Monica Zech is the Public Information Officer for the City of El Cajon. Her passion is public safety, specifically behind the wheel. She started as a Traffic Reporter in 1984 and had a 30-year career in broadcasting. She immediately found out, through reporting on first responders, how many crashes were preventable.

"When my father was hit about eight years after that, when I started lecturing, then the DUI issue became prevalent," Zech said her father was walking across the street in a marked cross-walk when a drunk driver hit him in 1992.

August 29th, 2011 a distracted driver ran a red light slamming into her.

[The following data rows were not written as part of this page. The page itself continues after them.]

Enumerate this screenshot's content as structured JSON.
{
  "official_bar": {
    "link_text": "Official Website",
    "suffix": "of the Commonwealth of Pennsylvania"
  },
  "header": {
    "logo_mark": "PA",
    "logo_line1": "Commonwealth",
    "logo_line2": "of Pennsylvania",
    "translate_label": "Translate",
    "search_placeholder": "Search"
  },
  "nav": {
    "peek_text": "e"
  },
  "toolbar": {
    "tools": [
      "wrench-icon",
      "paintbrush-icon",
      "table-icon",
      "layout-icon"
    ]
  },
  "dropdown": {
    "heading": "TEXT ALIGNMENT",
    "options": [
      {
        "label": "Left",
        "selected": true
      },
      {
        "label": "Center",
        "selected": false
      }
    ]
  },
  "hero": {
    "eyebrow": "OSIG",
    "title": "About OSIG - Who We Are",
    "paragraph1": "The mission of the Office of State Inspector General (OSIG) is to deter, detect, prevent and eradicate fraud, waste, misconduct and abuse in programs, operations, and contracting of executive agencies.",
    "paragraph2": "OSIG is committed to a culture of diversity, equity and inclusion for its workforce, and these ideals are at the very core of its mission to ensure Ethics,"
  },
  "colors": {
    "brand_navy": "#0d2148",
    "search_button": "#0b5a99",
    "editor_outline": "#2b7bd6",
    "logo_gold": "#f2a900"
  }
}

The crash was so violent surgeons told her she should've been paralyzed, "it was shocking to hear that. They said is this your MRI? Are you sure? I said I'm sure that's my MRI. They said well we're surprised you're sitting here, you should be paralyzed. We have patients with the same MRI and they're in a wheelchair."

She now has a titanium plate that straightens her spine and protects her in case she is in a future crash.

The next crash was in traffic on I-5, February of 2017. "I kept noticed his head bobbing down, looking down, I realized he was on his cell phone and wham! He hits me from behind," she said.

Tuesday she was hit from behind again. This time she says she stopped at a red light about to turn onto I-8 Eastbound from La Mesa Boulevard. She said the other driver's airbags deployed, she pulled over and was extremely apologetic, saying "I was looking at my cellphone, I do Door Dash, and I'm so sorry, I'm so sorry."

10News has reached out to DoorDash for a comment and have not heard back.

An excuse more common with a startling statistic from the Center for Disease Control and Prevention.

Each day in the United States, approximately 9 people are killed and more than 1,000 injured in crashes that are reported to involve a distracted driver.
CDC

"It's surpassed DUI," Zech said.

The pain caused by these crashes, sometimes unbearable for Zech, "it's this irritating ache that's with me now, and headaches, and lower back pain, and it comes and goes. Tylenol is what keeps me going."

She harnesses the pain to drive her passion for educating drivers, from teens, to military members who returned home. "It's so important to get that message, so whether it's through the pocketbook, with how costly it could be, but the pain and injury and death that you can cause, it's ridiculous," she said.

In California it's also illegal to hold a phone while driving, even at a stop light. That law passed in 2017.

Zech hopes adults start setting a higher standard for the next generation, "I think we can, it starts individually, it starts small and grows from there." Hoping she can prevent someone else from facing the pain she lives with each day.